Ce dispositif associe en permanence la Justice US et les services secrets US. Selon la DGSI (contre-espionnage français) : « L’extraterritorialité se traduit par une grande variété de lois et mécanismes juridiques conférant aux autorités américaines la capacité de soumettre des entreprises étrangères à leurs standards, mais également de capter leurs savoir-faire, d’entraver les efforts de développement des concurrents des entreprises étatsuniennes, de contrôler ou surveiller des sociétés étrangères gênantes ou convoitées, et ce faisant de générer des revenus financiers importants » [1].

Ce dispositif dissuade les entreprises étrangères travaillant aux USA ou utilisant n’importe où des dollars états-uniens de contrevenir à la politique de Washington. En outre, il légalise la guerre économique, mensongèrement qualifiée de « sanctions », alors que ces dispositions violent la Charte des Nations unies car elles ne sont pas validées par le Conseil de Sécurité. Il est assez fort pour, par exemple, isoler totalement un État et affamer sa population, ce fut le cas en Iraq avec Bill Clinton, c’est aujourd’hui le cas en Syrie avec Joe Biden.

Suivant l’exemple états-unien, l’Union européenne se dote progressivement de ses propres lois extraterritoriales. En 2014, la Cour de Justice de l’Union européenne (dite Cour du Luxembourg) a jugé la maison-mère outre-Atlantique d’un moteur de recherche espagnol coupable de la violation des lois européennes par sa filiale.

Ce modèle occidental est en train lui aussi de voler en éclats. La guerre économique livrée par l’Occident à l’Iran, à l’occasion de l’agression occidentale en Syrie par jihadistes interposés, et à la Russie, à l’occasion de la mise en œuvre de la résolution 2202 par Moscou, est trop vaste pour être appliquée.

Des pétroliers n’hésitent plus à charger en mer du pétrole iranien ou russe par transbordement. Tout le monde le sait, mais feint de l’ignorer.
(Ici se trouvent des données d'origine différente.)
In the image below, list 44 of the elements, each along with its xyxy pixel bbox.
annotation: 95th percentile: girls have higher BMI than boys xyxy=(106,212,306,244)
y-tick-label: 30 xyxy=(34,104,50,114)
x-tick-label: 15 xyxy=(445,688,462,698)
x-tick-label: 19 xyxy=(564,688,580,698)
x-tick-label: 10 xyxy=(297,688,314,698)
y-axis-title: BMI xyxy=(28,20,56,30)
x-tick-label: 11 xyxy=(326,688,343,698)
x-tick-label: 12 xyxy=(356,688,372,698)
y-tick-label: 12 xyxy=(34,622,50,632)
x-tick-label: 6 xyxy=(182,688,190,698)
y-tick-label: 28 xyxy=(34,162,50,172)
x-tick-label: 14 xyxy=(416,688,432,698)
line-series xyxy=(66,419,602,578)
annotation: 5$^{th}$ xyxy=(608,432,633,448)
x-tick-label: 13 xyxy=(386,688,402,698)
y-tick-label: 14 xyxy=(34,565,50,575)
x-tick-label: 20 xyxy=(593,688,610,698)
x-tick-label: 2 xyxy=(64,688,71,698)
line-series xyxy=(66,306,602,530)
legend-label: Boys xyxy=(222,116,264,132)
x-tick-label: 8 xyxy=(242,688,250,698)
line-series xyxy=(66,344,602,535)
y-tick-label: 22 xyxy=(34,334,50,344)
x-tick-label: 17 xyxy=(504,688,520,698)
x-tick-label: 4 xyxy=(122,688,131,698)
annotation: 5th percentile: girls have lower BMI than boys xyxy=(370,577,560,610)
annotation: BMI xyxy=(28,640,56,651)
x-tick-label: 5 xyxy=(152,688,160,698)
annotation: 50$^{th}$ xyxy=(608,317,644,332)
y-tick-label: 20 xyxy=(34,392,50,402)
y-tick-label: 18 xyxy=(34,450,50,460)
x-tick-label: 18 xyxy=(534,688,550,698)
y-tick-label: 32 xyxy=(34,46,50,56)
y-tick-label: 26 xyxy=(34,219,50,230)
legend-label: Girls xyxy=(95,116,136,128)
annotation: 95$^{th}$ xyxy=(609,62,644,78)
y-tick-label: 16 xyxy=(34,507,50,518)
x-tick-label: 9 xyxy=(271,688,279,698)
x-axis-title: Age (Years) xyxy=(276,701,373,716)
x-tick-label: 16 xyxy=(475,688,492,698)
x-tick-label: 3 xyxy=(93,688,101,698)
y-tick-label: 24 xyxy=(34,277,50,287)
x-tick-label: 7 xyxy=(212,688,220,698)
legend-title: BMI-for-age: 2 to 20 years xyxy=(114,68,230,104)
Si le Pentagone n’hésite pas à faire couler des navires au large de la Syrie, il n’ose pas le faire au large de l’Union européenne après avoir saboté les pipe-lines Nord Stream 1 et Nord Stream 2. Cette fois, les contrevenants ne sont plus des « ennemis », mais des « alliés ». Ces guerres économiques ne sont impopulaires en Occident que lorsque les Occidentaux commencent à en payer le prix exorbitant.

[1« Espionnage : les modes opératoires des États-Unis », Le Figaro, 13 novembre 2018.